22:11 cherub. The mighty angelic beings called cherubim (Satan himself was originally the highest of all—Ezekiel 28:14) are always associated with the presence of God as sovereign Creator.

22:11 wind. In the Hebrew, “wind” is the same as “spirit,” so this phrase could refer to “the wings of the Spirit.” In the Bible’s first reference to “the Spirit of God” (Genesis 1:2), He is seen as “moving” in the presence of the primeval waters, with the word the same as that for the fluttering movement of the wings of a great bird. The vibrating motion implies the generating of waves of energy, flowing out from the Spirit to energize the newly created cosmos. Similarly, the divine energy emanates from the Spirit here, but this time in destructive rather than creative power.

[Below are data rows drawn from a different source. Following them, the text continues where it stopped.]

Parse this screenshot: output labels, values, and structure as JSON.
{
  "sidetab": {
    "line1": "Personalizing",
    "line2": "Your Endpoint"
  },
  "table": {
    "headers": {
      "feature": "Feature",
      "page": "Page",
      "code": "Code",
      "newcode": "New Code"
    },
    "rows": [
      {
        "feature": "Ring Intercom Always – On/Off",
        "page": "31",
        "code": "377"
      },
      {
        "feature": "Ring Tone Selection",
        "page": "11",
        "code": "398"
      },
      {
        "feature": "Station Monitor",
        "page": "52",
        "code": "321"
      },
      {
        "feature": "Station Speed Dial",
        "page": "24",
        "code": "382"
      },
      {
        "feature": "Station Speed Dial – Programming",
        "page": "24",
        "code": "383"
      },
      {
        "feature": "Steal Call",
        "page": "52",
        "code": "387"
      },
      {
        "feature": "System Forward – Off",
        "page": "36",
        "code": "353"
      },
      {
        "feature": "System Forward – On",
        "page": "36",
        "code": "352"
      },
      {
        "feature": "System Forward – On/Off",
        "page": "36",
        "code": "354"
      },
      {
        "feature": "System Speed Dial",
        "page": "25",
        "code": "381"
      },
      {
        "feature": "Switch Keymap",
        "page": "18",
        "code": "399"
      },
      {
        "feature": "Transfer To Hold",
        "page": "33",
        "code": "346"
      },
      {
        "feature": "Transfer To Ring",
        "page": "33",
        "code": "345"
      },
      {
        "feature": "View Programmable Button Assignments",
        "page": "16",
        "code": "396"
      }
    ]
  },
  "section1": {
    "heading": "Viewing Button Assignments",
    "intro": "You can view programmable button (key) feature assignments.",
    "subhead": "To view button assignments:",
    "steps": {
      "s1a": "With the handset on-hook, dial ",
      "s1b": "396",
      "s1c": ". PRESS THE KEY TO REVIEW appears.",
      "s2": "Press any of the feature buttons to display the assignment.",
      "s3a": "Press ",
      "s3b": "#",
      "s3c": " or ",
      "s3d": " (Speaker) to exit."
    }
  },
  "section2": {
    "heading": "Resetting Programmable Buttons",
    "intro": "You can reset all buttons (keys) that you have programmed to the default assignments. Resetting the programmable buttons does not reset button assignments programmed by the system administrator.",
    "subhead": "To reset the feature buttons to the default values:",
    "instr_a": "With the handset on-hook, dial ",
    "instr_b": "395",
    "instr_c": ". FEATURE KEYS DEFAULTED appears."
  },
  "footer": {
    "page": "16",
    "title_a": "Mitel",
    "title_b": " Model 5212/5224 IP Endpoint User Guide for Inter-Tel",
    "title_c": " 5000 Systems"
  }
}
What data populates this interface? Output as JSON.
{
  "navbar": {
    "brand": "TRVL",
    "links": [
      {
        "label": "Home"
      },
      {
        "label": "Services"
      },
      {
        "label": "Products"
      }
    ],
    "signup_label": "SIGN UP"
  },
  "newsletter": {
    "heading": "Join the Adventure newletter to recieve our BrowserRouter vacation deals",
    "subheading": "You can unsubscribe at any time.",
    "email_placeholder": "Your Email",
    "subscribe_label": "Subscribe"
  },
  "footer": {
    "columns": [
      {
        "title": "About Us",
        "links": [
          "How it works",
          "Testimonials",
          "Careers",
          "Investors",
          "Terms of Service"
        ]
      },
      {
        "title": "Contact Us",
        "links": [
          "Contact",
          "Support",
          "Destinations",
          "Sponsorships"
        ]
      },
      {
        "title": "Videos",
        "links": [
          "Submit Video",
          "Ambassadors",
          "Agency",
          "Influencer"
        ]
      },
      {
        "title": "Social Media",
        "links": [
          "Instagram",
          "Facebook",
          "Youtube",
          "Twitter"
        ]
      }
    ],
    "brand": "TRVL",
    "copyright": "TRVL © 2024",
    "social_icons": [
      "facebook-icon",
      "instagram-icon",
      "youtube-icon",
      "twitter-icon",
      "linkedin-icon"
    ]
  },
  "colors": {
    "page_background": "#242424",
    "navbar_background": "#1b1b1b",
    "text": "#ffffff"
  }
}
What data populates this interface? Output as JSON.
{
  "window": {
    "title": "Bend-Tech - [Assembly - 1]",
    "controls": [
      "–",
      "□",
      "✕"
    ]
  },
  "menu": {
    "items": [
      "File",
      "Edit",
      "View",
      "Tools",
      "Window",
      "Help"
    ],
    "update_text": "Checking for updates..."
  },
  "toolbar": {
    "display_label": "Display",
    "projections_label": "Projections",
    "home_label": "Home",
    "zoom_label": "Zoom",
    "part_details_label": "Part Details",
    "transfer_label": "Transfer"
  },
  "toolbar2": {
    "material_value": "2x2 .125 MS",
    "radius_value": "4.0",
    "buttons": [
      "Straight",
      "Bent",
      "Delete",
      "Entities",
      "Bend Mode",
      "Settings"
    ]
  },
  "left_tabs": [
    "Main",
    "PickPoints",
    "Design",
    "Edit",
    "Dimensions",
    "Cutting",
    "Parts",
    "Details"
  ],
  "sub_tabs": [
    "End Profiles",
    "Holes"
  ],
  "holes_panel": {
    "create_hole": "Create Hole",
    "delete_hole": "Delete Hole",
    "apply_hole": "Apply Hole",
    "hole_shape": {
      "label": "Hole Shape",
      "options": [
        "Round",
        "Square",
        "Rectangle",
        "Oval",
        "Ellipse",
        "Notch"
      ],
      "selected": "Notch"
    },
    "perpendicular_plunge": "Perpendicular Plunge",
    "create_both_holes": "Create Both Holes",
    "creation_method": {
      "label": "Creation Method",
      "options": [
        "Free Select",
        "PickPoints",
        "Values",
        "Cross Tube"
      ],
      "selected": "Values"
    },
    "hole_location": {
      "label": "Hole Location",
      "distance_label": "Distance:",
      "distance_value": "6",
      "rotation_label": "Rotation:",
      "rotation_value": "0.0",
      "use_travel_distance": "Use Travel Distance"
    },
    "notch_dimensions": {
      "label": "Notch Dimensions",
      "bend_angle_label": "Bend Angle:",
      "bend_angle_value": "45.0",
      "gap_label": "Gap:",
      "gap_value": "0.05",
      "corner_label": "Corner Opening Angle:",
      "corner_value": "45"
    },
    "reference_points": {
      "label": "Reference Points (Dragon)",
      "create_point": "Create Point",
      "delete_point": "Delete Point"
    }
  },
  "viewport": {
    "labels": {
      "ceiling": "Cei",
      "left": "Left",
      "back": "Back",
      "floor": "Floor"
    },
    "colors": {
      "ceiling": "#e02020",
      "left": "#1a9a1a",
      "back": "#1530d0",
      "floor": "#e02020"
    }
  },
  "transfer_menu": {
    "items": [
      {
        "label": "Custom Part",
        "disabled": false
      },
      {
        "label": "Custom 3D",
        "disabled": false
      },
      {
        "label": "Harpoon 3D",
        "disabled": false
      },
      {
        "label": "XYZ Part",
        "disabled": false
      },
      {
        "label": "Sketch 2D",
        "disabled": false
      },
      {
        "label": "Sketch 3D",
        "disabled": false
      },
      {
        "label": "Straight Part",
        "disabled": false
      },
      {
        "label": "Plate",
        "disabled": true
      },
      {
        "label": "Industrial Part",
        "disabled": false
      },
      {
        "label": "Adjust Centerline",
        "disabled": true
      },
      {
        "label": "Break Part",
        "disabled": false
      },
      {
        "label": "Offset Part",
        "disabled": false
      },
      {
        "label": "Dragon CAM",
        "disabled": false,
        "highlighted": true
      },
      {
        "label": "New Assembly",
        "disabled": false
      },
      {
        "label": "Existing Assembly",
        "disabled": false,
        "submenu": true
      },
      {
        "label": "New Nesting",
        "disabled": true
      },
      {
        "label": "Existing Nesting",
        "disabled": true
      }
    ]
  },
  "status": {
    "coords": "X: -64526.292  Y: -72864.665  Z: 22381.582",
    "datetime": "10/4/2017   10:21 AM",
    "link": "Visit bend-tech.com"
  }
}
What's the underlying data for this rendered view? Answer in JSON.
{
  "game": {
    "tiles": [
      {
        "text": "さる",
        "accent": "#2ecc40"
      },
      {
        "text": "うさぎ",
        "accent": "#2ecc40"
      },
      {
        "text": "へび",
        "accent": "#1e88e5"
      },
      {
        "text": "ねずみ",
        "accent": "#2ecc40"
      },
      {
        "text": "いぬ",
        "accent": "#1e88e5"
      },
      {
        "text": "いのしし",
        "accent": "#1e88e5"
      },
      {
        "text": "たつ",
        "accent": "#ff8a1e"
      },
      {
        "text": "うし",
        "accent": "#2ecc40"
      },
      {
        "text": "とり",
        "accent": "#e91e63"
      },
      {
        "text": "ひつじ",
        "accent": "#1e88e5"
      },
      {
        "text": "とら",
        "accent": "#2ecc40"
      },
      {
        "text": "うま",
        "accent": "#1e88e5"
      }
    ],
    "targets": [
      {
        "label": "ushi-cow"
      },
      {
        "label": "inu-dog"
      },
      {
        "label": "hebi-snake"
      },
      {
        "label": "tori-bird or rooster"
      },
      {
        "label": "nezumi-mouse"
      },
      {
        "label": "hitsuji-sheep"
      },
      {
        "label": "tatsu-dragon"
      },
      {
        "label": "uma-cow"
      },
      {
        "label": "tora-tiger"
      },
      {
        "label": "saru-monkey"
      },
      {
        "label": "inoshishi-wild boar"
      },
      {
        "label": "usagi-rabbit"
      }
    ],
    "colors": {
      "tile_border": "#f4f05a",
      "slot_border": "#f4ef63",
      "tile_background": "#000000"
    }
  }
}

22:12 dark waters. The reference to “waters” and “darkness” in these verses seems to fit most naturally with David’s retrospective vision of the ancient judgment of the Flood. The references to “fire” (II Samuel 22:9,13) correlate with the breaking-up of the fountains of the great deep (implying volcanic eruptions) at the time of the Flood, and the reference to “lightning” (II Samuel 22:15) correlates to the sudden rains from heaven.